Few things irritate a photographer more than being told that they can't take a photo of something when they're well within their rights to do so.
Sean Batten has appealed to fellow snappers to stand up for their rights, following a particularly irking experience at the hands of security staff from the Shell Centre on the South Bank.
In a post in the Londonist Flickr pool, he said: "I was on my way to Leake Street this evening via the Southbank and ended up on the pavement opposite the Shell building. I had my camera with me with a 35mm lens on it, so rattled off a couple of shots and thought nothing of it. However, as I crossed the road, one of the Shell security guards started walking towards me. Since he was obviously going to intercept me I saved him the trouble and went over to see what he wanted.

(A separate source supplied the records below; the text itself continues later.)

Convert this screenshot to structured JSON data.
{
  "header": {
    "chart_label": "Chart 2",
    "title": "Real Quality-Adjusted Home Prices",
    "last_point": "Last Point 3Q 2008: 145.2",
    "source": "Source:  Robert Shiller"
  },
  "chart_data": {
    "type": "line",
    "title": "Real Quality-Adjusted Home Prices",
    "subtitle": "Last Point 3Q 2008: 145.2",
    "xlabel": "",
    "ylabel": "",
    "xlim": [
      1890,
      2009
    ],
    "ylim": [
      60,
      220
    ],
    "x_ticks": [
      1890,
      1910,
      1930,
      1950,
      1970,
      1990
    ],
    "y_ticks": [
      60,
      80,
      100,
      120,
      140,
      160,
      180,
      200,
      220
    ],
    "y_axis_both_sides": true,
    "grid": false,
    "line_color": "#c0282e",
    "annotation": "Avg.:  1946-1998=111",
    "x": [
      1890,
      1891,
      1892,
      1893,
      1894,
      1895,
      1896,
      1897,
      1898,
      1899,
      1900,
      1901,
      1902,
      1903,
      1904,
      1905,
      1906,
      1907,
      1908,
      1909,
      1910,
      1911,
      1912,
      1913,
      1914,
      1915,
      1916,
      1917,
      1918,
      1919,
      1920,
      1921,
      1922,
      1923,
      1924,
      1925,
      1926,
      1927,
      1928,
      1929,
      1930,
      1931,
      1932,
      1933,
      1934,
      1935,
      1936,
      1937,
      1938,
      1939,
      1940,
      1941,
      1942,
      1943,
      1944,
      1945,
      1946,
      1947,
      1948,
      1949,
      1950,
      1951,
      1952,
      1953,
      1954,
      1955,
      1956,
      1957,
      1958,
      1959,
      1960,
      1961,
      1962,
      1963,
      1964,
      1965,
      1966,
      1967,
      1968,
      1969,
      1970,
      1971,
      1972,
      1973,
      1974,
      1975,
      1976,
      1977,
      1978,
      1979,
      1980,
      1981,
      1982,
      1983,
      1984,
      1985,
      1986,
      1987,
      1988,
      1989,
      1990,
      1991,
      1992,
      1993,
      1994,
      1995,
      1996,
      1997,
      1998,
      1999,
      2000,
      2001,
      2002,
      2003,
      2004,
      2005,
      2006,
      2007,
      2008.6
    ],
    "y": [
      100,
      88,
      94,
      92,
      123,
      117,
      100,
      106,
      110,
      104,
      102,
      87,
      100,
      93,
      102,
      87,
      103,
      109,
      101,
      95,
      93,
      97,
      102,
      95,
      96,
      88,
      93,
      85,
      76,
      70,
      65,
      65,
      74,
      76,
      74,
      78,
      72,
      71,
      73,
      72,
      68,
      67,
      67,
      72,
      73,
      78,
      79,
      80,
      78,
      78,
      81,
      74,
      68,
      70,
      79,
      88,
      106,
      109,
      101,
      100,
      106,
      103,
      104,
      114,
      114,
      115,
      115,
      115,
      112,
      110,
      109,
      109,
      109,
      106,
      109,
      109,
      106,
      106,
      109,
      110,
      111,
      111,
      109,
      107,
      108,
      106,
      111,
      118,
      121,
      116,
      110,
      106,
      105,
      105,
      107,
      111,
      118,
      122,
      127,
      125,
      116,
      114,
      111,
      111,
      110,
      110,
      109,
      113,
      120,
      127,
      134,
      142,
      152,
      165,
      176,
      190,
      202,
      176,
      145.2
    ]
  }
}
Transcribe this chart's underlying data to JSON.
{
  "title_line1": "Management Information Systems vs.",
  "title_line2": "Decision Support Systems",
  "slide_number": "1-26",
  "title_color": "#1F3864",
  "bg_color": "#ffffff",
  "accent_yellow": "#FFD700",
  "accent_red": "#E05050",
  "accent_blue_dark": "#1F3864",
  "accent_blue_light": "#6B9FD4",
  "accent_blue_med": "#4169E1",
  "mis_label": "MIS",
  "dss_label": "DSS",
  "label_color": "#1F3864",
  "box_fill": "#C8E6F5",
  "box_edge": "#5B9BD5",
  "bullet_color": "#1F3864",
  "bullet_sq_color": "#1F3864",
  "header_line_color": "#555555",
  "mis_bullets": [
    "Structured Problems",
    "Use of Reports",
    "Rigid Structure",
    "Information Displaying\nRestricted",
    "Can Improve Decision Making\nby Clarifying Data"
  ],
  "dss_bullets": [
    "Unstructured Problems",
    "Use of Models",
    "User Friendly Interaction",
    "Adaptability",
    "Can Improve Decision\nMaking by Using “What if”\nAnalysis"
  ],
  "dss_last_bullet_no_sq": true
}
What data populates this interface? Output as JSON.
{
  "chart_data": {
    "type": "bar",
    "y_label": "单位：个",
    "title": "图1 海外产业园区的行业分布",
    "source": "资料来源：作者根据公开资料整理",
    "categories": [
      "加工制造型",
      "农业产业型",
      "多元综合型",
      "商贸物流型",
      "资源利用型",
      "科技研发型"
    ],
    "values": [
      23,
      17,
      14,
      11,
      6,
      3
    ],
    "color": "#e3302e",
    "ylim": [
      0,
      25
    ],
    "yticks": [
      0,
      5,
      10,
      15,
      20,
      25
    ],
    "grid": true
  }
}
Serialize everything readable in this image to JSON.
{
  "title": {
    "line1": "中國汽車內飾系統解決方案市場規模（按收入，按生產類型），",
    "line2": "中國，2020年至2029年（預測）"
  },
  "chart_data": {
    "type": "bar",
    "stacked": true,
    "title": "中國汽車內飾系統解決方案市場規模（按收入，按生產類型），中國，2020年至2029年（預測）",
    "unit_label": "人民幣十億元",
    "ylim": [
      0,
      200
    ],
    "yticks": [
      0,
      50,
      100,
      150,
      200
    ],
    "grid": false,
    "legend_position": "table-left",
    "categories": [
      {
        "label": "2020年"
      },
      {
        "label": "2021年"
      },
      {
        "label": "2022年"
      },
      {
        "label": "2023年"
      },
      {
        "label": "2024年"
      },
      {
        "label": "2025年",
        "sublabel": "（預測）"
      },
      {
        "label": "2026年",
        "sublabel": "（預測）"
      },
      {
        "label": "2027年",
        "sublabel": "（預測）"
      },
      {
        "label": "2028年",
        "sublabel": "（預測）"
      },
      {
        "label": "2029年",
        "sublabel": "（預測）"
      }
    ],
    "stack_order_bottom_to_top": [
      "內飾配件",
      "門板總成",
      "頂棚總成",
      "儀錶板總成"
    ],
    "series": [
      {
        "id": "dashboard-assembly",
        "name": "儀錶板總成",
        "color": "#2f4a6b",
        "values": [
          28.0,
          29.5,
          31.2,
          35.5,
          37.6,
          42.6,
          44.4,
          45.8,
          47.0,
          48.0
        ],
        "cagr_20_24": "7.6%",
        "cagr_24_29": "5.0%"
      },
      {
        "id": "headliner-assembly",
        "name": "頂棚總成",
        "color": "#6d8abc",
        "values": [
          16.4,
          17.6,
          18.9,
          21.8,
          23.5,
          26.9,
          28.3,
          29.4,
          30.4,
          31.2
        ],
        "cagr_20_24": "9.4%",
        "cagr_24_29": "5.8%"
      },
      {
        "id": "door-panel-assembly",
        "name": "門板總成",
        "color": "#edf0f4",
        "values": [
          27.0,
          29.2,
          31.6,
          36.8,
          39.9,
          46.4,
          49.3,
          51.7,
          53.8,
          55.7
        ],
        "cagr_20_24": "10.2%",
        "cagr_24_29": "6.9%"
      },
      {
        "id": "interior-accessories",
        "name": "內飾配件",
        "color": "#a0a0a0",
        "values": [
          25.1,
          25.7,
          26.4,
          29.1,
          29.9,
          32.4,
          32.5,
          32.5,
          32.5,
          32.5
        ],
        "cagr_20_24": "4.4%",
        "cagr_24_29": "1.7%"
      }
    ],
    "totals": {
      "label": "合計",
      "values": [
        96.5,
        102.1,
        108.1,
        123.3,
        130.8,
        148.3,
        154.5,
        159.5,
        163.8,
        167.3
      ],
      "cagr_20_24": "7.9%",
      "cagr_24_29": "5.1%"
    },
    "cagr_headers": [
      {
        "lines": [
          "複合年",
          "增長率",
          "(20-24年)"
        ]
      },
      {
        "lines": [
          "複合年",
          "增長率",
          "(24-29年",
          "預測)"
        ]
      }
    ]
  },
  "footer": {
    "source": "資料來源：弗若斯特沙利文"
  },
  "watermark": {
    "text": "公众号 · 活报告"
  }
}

"He asked me what I was doing (duh!) and then asked why. Since it's none of his business I told him so. He then proceeded to ask me several times which organisation I was from and if the pictures were for commercial use. I pointed out several times that I was stood in a public space taking photos, and that I'm well within my rights to do so. He kept replying that he knew it was my right to do so, but then kept asking the same questions over and over again.
"He also insisted that the building was a 'high security' building, and that's why people shouldn't take pictures. I pointed out that if it's that sort of building then it's probably not a good idea to have it surrounded by public pavement."
Now Batten is urging people to stand up for their right to take photos in public space by taking photos of the building from a public space, within eye-shot of a security guard.
"It's entertaining for a few minutes, and it's important that we stand up for our rights," he says.
Photographers have increasingly been subject to unfair treatment at the hands of overly-officious security staff, either in public areas, or having fallen foul of private land laws such as at Canary Wharf.